In hospitals, schools, mosques, churches and homes, people here ask us why the U.S. people want to punish them even more. For 11 years they’ve been told that sanctions were a more “peaceful” alternative to open warfare. Now they’re being told that war is the solution to the suffering caused by sanctions. It would seem that the message from the U.S. to the Iraqi people is in a twisted way at least consistent: please remember that you’re being killed with the very best of intentions.

But the truth is that war is not peace. We must not allow ourselves to be governed by a cruel and merciless world order that relies on siege and warfare to accomplish goals that violate human rights and international law. Around the world, people of conscience must begin to nonviolently resist and challenge the movement toward intensified warfare with actions commensurate to the crimes being committed and threatened.

The barriers to peace may seem overwhelming, and yet hope springs forth from the most surprising of places.

Hope lives in the forgiveness shown by Um Hassan, a young Iraqi mother I met last year. Moments after her child died for lack of an antibiotic, she murmured, “I pray this will never happen to a mother in your country.”

Hope lives in Amber Amudson, a young American mother, whose husband, Craig, was killed in the attack on the Pentagon on September 11. Amber helped lead a walk for peace from Washington D.C. to New York City earlier this month, and she wrote to President Bush, “If you choose to respond to this incomprehensible brutality by perpetuating violence against other innocent human beings, you may not do so in the name of justice for my husband. … find the courage to respond to this incomprehensible tragedy by breaking the cycle of violence.”

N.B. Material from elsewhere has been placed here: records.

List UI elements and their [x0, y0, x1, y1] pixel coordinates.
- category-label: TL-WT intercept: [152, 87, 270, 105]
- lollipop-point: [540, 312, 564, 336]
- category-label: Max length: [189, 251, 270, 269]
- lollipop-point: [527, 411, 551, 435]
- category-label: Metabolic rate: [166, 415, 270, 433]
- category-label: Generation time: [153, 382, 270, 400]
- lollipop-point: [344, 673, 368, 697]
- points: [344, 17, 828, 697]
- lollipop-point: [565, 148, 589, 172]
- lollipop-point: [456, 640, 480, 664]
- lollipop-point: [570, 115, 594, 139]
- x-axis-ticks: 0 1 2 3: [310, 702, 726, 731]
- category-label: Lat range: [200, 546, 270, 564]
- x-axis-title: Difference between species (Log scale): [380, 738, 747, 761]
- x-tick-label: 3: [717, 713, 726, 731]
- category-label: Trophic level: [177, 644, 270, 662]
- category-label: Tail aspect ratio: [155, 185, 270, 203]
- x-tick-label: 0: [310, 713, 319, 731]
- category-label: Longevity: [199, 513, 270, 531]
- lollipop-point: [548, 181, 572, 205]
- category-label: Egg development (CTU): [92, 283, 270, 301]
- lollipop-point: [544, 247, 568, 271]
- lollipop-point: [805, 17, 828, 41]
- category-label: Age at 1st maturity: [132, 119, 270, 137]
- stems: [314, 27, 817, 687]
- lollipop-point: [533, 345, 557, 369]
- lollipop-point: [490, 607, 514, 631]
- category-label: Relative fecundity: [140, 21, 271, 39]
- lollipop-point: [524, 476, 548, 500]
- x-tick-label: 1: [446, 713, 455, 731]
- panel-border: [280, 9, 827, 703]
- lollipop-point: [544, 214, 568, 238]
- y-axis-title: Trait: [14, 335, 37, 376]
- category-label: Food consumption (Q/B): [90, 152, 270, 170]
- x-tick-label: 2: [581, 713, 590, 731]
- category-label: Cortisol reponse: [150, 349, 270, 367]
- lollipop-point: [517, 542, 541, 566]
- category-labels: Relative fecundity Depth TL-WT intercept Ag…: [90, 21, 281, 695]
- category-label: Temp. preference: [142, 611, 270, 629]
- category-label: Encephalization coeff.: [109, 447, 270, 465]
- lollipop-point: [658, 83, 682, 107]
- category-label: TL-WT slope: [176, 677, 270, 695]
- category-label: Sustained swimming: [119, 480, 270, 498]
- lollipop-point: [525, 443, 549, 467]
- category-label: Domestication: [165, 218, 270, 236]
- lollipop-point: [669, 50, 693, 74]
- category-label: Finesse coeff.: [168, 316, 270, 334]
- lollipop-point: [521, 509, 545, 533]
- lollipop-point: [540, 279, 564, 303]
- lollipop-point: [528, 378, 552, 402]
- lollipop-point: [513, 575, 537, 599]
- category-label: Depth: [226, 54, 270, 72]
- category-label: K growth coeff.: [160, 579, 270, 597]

It is Christmas 2001, and we are in Basra again, visiting the families we came to love when we lived with them two summers ago. Then, we tried to understand the effect of sanctions by learning what it was like to live without electricity for 14 hours per day in 120-degree heat, to share meals made from meager rations, and to be cut off from communication with the rest of the world. Today, we’re cherishing the hope of peace, and pledging to defy the call to war.

Four days ago, we visited Mar Yusuf Church in Mosul, which was hit by a U.S. bomb in 1991, killing four guests at the church and severely burning one of the priests. The damage has long since been repaired, and inside stands the most beautiful of Christmas trees.

Riad Hamza dresses up as Father Christmas every year to pass presents out to the children. He made the tree for them as well - fashioning the ornaments from cigarette and matchboxes wrapped in brightly colored paper and ribbons. He made the tree branches from shredded rice bags dyed a deep green. “Here in Iraq,” Riad told me, “we make something from nothing– especially the peace.”

And isn’t that the most precious gift of all?